Benacerraf was chewing on a spindly carrot from the CELSS farm. “Rosenberg, how are we doing overall? What else do we need to do, that we’re not doing?”
He clasped his hands behind his head, and rocked back in his seat. “Let’s go back to basics. During the cruise, where we had to rely on nothing but the resources we carried, we tried to close all the life support loops. We recycled all our waste, solid and liquid, and fed nutrients to the plants we grew, and cleaned the air… We did well; we survived six years in interplanetary space. But even so the closure was never perfect; we lost about five percent of most materials as they passed around the life support cycle, to leakage, unrecoverable waste, whatever.
“Here on Titan, outside resources are available to us: water, in the form of bedrock ice, nitrogen and methane from the air, hydrocarbons like the ethane and propane we can get from Clear Lake and other compounds, like nitriles and ammonia. That means we can open up some of the loops.”
Benacerraf said, “Water. We’re still recycling every drop we drink. I can taste the six-year-old piss in it, for God’s sake.”
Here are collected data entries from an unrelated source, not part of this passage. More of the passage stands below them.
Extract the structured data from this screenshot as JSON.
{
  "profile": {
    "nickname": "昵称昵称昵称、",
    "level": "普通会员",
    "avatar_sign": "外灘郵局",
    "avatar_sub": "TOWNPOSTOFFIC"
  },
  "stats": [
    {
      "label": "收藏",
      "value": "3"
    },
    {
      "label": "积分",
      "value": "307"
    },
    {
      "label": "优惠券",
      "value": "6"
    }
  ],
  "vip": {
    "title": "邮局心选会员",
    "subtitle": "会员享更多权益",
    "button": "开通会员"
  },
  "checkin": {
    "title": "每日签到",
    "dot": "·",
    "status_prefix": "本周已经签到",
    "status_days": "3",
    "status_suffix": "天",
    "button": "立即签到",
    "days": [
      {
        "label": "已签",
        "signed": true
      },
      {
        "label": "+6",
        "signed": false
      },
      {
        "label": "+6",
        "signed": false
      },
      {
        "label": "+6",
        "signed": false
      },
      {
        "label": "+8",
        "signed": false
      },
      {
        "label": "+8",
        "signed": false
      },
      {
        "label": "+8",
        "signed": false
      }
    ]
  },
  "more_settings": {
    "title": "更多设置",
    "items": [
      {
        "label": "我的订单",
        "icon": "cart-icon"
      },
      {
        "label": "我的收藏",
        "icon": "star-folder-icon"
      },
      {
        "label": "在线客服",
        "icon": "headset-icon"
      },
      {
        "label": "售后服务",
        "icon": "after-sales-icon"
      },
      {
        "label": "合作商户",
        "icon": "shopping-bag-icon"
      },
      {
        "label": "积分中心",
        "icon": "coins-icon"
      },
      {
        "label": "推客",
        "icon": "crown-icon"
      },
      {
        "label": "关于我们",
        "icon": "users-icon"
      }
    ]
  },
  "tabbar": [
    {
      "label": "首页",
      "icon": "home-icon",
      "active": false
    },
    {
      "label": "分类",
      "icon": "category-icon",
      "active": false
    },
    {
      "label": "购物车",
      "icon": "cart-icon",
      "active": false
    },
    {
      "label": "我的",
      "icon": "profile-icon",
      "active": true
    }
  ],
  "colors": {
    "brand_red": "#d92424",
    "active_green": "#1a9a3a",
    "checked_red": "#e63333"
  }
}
“If we could bring fresh water ice into the system we’d cut down the bulk we’re recycling by forty-five percent. And that would give us a system much better buffered against instabilities.”
“We’re going to have to climb that damn mountain, aren’t we?”
“It’s why we chose to land here, Paula.”
She held her hands up. “I know. It’s just that mountaineering on Titan seems a much dumber idea down here than it did from orbit. What else? What about all those amino acids you say we need?”
Rosenberg scratched his head. “Well, that’s the hole I can’t plug right now. We’ve taken a lot of samples from the air, the tholin slush. No aminos; all I’ve found is the prebiotic organic stuff I expected. If we’re not to be resupplied, there are some trace elements we need as well.”
“So what are the options?”
“We go seek aminos on the surface. Some place we haven’t looked.”
“Like where?”
“The bottom of Clear Lake. Or carbonaceous chondrite craters,” he said.
She turned, looking irritated. “I hate having to ask you to explain all the time, Rosenberg.”
He shrugged. “Then read up. Carbonaceous chondrites are a kind of asteroid. Cratering bodies in this neck of the woods come in four main groups. There are a lot of icy bodies: loose stuff like comet heads, maybe disintegrated moons. Then the M-type asteroids are metallic, metal-rich and dense. The S-types are silicaceous. Rocky. And the C-types are the carbonaceous chondrites. Water, iron, stone and carbon. If we find a carbonaceous chondrite crater we might find kerogen.”
“What’s that?”
“A hydrocarbon. A tarry stuff you find in oil shales. It contains carbon, oxygen, hydrogen, sulphur, potassium, chlorine, other elements…” He smiled. “It’s the nearest thing to a nutritional broth we’re likely to find out here. Mom’s condensed primordial soup. You know, we can reach a lot of craters with the skimmer, when we set it up.”